P(Y2+Y3 | Y1 = 0) = P(Y2+Y3 = 0 | Y1 = 0) * P(Y1 = 0) + P(Y2+Y3 = 1 | Y1 = 0) * P(Y1 = 1)
= P(Y2 = 0, Y3 = 0 | Y1 = 0) * P(Y1 = 0) + P(Y2 = 1, Y3 = 0 | Y1 = 0) * P(Y1 = 1)
= (P(Y2 = 0 | Y1 = 0) * P(Y3 = 0 | Y1 = 0)) * P(Y1 = 0) + (P(Y2 = 1 | Y1 = 0) * P(Y3 = 0 | Y1 = 0)) * P(Y1 = 1)
Using the given probabilities, we have:
P(Y2+Y3 | Y1 = 0) = (3/4 * 3/4) * (2/3) + (1/4 * 3/4) * (1/3)
= 9/16 * 2/3 + 3/16 * 1/3
= 27/48 + 3/48
= 30/48
= 5/8
Now, let's calculate the unconditional probability of Y2+Y3:
P(Y2+Y3) = P(Y2+Y3 = 0) * P(Y1 = 0) + P(Y2+Y3 = 1) * P(Y1 = 1)
= P(Y2 = 0, Y3 = 0) * P(Y1 = 0) + P(Y2 = 1, Y3 = 0) * P(Y1 = 1)
= (P(Y2 = 0) * P(Y3 = 0)) * (2/3) + (P(Y2 = 1) * P(Y3 = 0)) * (1/3)
Using the given probabilities, we have:
P(Y2+Y3) = (3/4 * 3/4) * (2/3) + (1/4 * 3/4) * (1/3)
= 9/16 * 2/3 + 3/16 * 1/3
= 27/48 + 3/48
= 30/48
= 5/8
Since P(Y2+Y3 | Y1) = P(Y2+Y3), we can conclude that Y2+Y3 is independent of Y1.
Now let's check if Y2−Y3 is independent of Y1 in a similar manner.

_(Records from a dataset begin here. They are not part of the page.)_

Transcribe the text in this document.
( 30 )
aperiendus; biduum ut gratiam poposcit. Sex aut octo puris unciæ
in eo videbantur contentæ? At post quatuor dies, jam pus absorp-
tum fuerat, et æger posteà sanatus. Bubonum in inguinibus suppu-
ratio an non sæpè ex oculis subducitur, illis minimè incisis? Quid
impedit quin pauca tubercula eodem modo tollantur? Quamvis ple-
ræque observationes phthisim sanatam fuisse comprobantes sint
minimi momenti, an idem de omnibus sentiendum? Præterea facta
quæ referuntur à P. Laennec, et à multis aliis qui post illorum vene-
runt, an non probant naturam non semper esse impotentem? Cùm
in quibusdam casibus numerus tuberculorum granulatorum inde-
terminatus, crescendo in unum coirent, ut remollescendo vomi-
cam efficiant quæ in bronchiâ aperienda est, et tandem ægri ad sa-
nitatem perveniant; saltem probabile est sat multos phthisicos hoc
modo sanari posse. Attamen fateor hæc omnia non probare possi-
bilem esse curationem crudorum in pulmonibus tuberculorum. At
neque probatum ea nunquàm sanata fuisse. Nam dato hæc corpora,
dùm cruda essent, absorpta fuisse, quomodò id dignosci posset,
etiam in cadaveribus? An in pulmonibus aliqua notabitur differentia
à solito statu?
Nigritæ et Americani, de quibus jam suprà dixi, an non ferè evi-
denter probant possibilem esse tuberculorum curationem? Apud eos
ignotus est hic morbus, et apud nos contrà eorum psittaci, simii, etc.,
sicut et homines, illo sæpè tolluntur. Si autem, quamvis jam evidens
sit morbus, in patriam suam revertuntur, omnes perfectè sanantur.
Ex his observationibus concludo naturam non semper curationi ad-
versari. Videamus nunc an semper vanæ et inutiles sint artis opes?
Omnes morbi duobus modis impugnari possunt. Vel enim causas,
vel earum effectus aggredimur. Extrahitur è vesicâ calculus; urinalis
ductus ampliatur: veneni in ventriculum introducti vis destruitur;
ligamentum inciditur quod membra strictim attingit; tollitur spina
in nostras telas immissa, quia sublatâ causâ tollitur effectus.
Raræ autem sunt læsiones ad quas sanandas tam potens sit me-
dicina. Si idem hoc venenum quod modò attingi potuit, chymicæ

P(Y2−Y3 | Y1 = 0) = P(Y2−Y3 = 0 | Y1 = 0) * P(Y1 = 0) + P(Y2−Y3 = 1 | Y1 = 0) * P(Y1 = 1)
= P(Y2 = Y3 | Y1 = 0) * P(Y1 = 0) + P(Y2 ≠ Y3 | Y1 = 0) * P(Y1 = 1)
Using the given probabilities, we have:
P(Y2−Y3 | Y1 = 0) = (3/4 * 1/4) * (2/3) + (1/4 * 3/4) * (1/3)
= 3/16 * 2/3 + 3/16 * 1/3
= 6/48 + 3/48
= 9/48
= 3/16
Now let's calculate the unconditional probability of Y2−Y3:
P(Y2−Y3) = P(Y2−Y3 = 0) * P(Y1 = 0) + P(Y2−Y3 = 1) * P(Y1 = 1)
= P(Y2 = Y3) * (2/3) + P(Y2 ≠ Y3) * (1/3)
Using the given probabilities, we have:
P(Y2−Y3) = (3/4 * 1/4) * (2/3) + (1/4 * 3/4) * (1/3)
= 3/16 * 2/3 + 3/16 * 1/3
= 6/48 + 3/48
= 9/48
= 3/16
Since P(Y2−Y3 | Y1) = P(Y2−Y3), we can conclude that Y2−Y3 is independent of Y1.